Vector Search
Graphmind includes a built-in HNSW (Hierarchical Navigable Small World) vector index for approximate nearest neighbor search. This lets you store embeddings alongside graph data and combine vector similarity with graph traversal.
Creating a Vector Index
Create an index on a specific label and property, specifying the vector dimensionality and distance metric:
CREATE VECTOR INDEX ON :Document(embedding)

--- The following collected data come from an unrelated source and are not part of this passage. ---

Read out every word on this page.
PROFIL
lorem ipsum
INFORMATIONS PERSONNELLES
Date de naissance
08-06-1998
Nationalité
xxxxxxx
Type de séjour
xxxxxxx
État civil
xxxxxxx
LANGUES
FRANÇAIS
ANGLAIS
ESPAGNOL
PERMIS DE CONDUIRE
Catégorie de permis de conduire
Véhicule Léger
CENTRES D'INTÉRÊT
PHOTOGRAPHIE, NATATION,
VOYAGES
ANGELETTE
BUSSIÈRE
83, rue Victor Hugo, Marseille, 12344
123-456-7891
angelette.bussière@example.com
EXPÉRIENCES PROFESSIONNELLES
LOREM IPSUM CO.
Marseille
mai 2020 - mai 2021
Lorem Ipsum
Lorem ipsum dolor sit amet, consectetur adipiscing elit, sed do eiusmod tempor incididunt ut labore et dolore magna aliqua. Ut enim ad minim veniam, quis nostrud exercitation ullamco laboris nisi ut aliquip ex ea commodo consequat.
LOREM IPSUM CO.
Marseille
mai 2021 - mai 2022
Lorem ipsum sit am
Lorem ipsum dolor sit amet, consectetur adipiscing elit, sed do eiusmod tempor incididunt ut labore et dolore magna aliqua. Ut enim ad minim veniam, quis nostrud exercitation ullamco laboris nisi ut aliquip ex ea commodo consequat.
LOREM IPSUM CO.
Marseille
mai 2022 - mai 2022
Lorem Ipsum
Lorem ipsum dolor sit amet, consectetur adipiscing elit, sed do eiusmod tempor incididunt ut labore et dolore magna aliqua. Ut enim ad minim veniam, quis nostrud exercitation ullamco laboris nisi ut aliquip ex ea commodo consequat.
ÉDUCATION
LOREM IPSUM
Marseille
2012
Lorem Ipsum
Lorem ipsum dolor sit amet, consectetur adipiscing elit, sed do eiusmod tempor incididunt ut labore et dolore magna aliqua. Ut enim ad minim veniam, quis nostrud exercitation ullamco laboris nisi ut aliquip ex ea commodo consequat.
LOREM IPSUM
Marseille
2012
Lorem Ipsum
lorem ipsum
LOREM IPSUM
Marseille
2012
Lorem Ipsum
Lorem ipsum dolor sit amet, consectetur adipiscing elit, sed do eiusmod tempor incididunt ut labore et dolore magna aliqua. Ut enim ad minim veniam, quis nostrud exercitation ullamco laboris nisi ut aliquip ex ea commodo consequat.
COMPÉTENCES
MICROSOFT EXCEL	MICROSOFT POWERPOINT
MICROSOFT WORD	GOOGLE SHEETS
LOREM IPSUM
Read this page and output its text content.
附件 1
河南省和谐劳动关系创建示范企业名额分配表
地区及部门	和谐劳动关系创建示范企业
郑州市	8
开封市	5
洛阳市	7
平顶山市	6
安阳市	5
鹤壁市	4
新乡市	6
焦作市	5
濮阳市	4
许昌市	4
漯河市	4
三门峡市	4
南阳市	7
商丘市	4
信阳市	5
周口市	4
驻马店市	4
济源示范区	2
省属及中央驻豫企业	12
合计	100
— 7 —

OPTIONS {dimension: 384, metric: 'cosine'}
Supported distance metrics:
cosine-- cosine similarity (most common for text embeddings)l2-- Euclidean distancedot-- dot product
Via SDK (Embedded Mode)
Python:
client.create_vector_index("Document", "embedding", dimensions=384, metric="cosine")
Rust:
use graphmind_sdk::{EmbeddedClient, VectorClient, DistanceMetric};
let client = EmbeddedClient::new();
client.create_vector_index("Document", "embedding", 384, DistanceMetric::Cosine).await?;
Inserting Vectors
After creating nodes, add vectors to them:
Via SDK
Python:
# Create a node first
client.query('CREATE (d:Document {title: "Graph Databases"})')
# Get the node ID
result = client.query_readonly('MATCH (d:Document {title: "Graph Databases"}) RETURN id(d)')

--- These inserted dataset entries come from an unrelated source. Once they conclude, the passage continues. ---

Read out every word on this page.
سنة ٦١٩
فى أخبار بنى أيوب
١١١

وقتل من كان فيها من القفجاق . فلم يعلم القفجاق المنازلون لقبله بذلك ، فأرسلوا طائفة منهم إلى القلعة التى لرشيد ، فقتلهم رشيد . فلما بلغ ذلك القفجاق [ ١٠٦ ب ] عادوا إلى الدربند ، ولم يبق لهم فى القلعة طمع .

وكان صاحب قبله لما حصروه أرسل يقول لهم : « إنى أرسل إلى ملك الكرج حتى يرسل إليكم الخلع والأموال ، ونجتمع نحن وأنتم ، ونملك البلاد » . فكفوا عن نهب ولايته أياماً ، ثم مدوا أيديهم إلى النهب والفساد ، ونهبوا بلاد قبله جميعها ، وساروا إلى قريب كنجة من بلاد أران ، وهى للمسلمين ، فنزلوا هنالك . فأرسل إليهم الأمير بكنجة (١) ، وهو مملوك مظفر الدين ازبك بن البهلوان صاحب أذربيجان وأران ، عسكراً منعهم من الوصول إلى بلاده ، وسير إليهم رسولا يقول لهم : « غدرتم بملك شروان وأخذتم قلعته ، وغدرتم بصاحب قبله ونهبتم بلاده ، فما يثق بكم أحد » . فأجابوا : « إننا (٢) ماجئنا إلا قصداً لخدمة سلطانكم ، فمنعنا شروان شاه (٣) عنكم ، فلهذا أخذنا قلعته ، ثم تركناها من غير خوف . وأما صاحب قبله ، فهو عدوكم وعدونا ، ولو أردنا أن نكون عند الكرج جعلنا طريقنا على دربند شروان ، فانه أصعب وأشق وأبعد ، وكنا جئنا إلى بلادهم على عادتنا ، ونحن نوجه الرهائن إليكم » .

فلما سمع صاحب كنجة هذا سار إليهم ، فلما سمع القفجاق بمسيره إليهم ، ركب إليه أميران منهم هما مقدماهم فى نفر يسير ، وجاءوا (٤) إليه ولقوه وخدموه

node_id = result.records[0][0]
# Add the vector
embedding = [0.1, 0.2, -0.3, ...] # 384 dimensions
client.add_vector("Document", "embedding", node_id=node_id, vector=embedding)
Rust:
client.add_vector("Document", "embedding", node_id, &embedding_vec).await?;
k-NN Search
Find the k nearest neighbors to a query vector:
Via Cypher
CALL db.index.vector.queryNodes('Document', 'embedding', 10, [0.15, 0.25, ...])
YIELD node, score
RETURN node.title, score
ORDER BY score ASC
Via SDK
Python:
query_vector = [0.15, 0.25, ...] # same dimensionality as the index
results = client.vector_search("Document", "embedding", query_vector=query_vector, k=10)

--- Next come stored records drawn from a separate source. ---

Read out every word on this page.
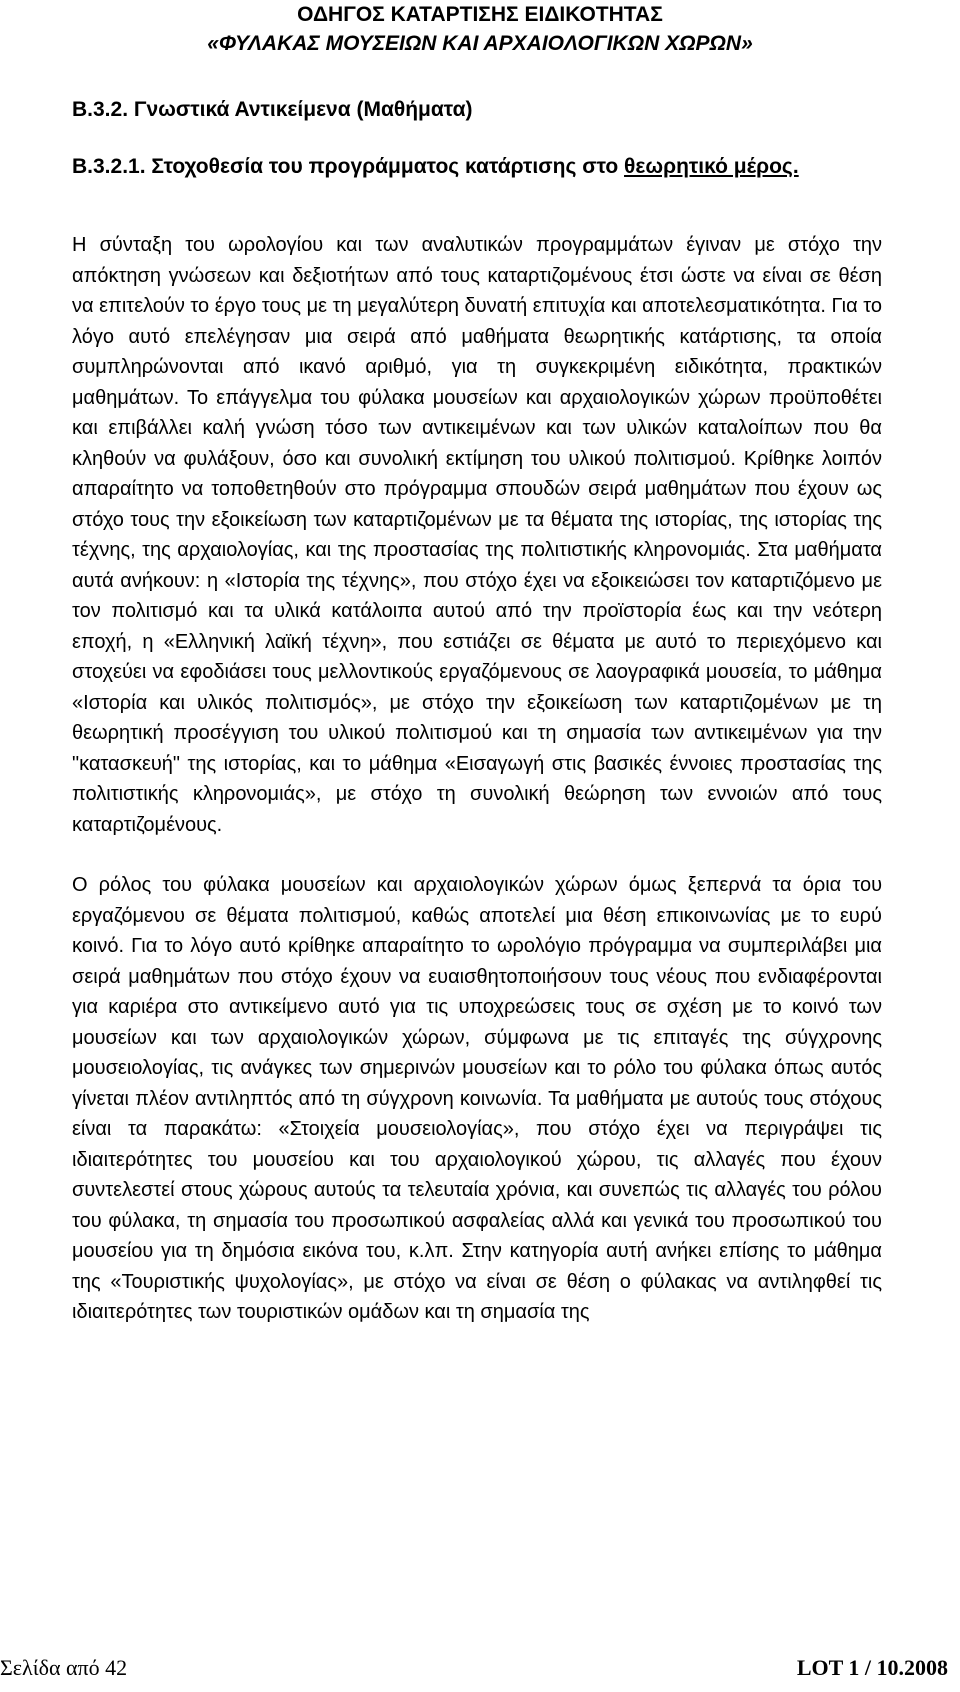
ΟΔΗΓΟΣ ΚΑΤΑΡΤΙΣΗΣ ΕΙΔΙΚΟΤΗΤΑΣ
«ΦΥΛΑΚΑΣ ΜΟΥΣΕΙΩΝ ΚΑΙ ΑΡΧΑΙΟΛΟΓΙΚΩΝ ΧΩΡΩΝ»
Β.3.2. Γνωστικά Αντικείμενα (Μαθήματα)
Β.3.2.1. Στοχοθεσία του προγράμματος κατάρτισης στο θεωρητικό μέρος.

Η σύνταξη του ωρολογίου και των αναλυτικών προγραμμάτων έγιναν με στόχο την απόκτηση γνώσεων και δεξιοτήτων από τους καταρτιζομένους έτσι ώστε να είναι σε θέση να επιτελούν το έργο τους με τη μεγαλύτερη δυνατή επιτυχία και αποτελεσματικότητα. Για το λόγο αυτό επελέγησαν μια σειρά από μαθήματα θεωρητικής κατάρτισης, τα οποία συμπληρώνονται από ικανό αριθμό, για τη συγκεκριμένη ειδικότητα, πρακτικών μαθημάτων. Το επάγγελμα του φύλακα μουσείων και αρχαιολογικών χώρων προϋποθέτει και επιβάλλει καλή γνώση τόσο των αντικειμένων και των υλικών καταλοίπων που θα κληθούν να φυλάξουν, όσο και συνολική εκτίμηση του υλικού πολιτισμού. Κρίθηκε λοιπόν απαραίτητο να τοποθετηθούν στο πρόγραμμα σπουδών σειρά μαθημάτων που έχουν ως στόχο τους την εξοικείωση των καταρτιζομένων με τα θέματα της ιστορίας, της ιστορίας της τέχνης, της αρχαιολογίας, και της προστασίας της πολιτιστικής κληρονομιάς. Στα μαθήματα αυτά ανήκουν: η «Ιστορία της τέχνης», που στόχο έχει να εξοικειώσει τον καταρτιζόμενο με τον πολιτισμό και τα υλικά κατάλοιπα αυτού από την προϊστορία έως και την νεότερη εποχή, η «Ελληνική λαϊκή τέχνη», που εστιάζει σε θέματα με αυτό το περιεχόμενο και στοχεύει να εφοδιάσει τους μελλοντικούς εργαζόμενους σε λαογραφικά μουσεία, το μάθημα «Ιστορία και υλικός πολιτισμός», με στόχο την εξοικείωση των καταρτιζομένων με τη θεωρητική προσέγγιση του υλικού πολιτισμού και τη σημασία των αντικειμένων για την "κατασκευή" της ιστορίας, και το μάθημα «Εισαγωγή στις βασικές έννοιες προστασίας της πολιτιστικής κληρονομιάς», με στόχο τη συνολική θεώρηση των εννοιών από τους καταρτιζομένους.

Ο ρόλος του φύλακα μουσείων και αρχαιολογικών χώρων όμως ξεπερνά τα όρια του εργαζόμενου σε θέματα πολιτισμού, καθώς αποτελεί μια θέση επικοινωνίας με το ευρύ κοινό. Για το λόγο αυτό κρίθηκε απαραίτητο το ωρολόγιο πρόγραμμα να συμπεριλάβει μια σειρά μαθημάτων που στόχο έχουν να ευαισθητοποιήσουν τους νέους που ενδιαφέρονται για καριέρα στο αντικείμενο αυτό για τις υποχρεώσεις τους σε σχέση με το κοινό των μουσείων και των αρχαιολογικών χώρων, σύμφωνα με τις επιταγές της σύγχρονης μουσειολογίας, τις ανάγκες των σημερινών μουσείων και το ρόλο του φύλακα όπως αυτός γίνεται πλέον αντιληπτός από τη σύγχρονη κοινωνία. Τα μαθήματα με αυτούς τους στόχους είναι τα παρακάτω: «Στοιχεία μουσειολογίας», που στόχο έχει να περιγράψει τις ιδιαιτερότητες του μουσείου και του αρχαιολογικού χώρου, τις αλλαγές που έχουν συντελεστεί στους χώρους αυτούς τα τελευταία χρόνια, και συνεπώς τις αλλαγές του ρόλου του φύλακα, τη σημασία του προσωπικού ασφαλείας αλλά και γενικά του προσωπικού του μουσείου για τη δημόσια εικόνα του, κ.λπ. Στην κατηγορία αυτή ανήκει επίσης το μάθημα της «Τουριστικής ψυχολογίας», με στόχο να είναι σε θέση ο φύλακας να αντιληφθεί τις ιδιαιτερότητες των τουριστικών ομάδων και τη σημασία της

Σελίδα από 42	LOT 1 / 10.2008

for node_id, distance in results:
print(f"Node {node_id}: distance {distance:.4f}")
Rust:
let results = client.vector_search("Document", "embedding", &query_vec, 10).await?;
for (node_id, distance) in results {
println!("Node {:?} at distance {:.4}", node_id, distance);
}
Hybrid Queries
Combine vector search with Cypher graph traversal for powerful hybrid queries:
-- Find similar documents, then traverse to their authors
CALL db.index.vector.queryNodes('Document', 'embedding', 5, [0.15, 0.25, ...])
YIELD node, score
MATCH (node)<-[:WROTE]-(author:Person)
RETURN node.title, score, author.name
ORDER BY score ASC
-- Find documents similar to a query, then find related documents by shared tags
CALL db.index.vector.queryNodes('Document', 'embedding', 3, [0.15, 0.25, ...])
YIELD node, score
MATCH (node)-[:HAS_TAG]->(t:Tag)<-[:HAS_TAG]-(related:Document)
WHERE related <> node
RETURN DISTINCT related.title, collect(t.name) AS shared_tags
Use Cases
| Use Case | How |
|---|---|
| Semantic search | Embed document text, search by meaning |
| Recommendation | Find similar users/products by embedding features |
| RAG (Retrieval-Augmented Generation) | Store knowledge base embeddings, retrieve context for LLMs |
| Deduplication | Find near-duplicate records by vector distance |
| Image similarity | Store image embeddings, find visually similar items |
Performance
The HNSW index provides sub-millisecond search latency on datasets up to 1M vectors. Index construction time scales linearly with the number of vectors.
Limitations
- Vector search methods (
create_vector_index,add_vector,vector_search) are available only in embedded mode (Rust and Python SDKs). The HTTP/RESP protocols support vector queries via CypherCALLsyntax. - Vectors must all have the same dimensionality within an index.
- The index is held in memory. Memory usage is approximately
dimension * 4 bytes * num_vectorsplus HNSW graph overhead.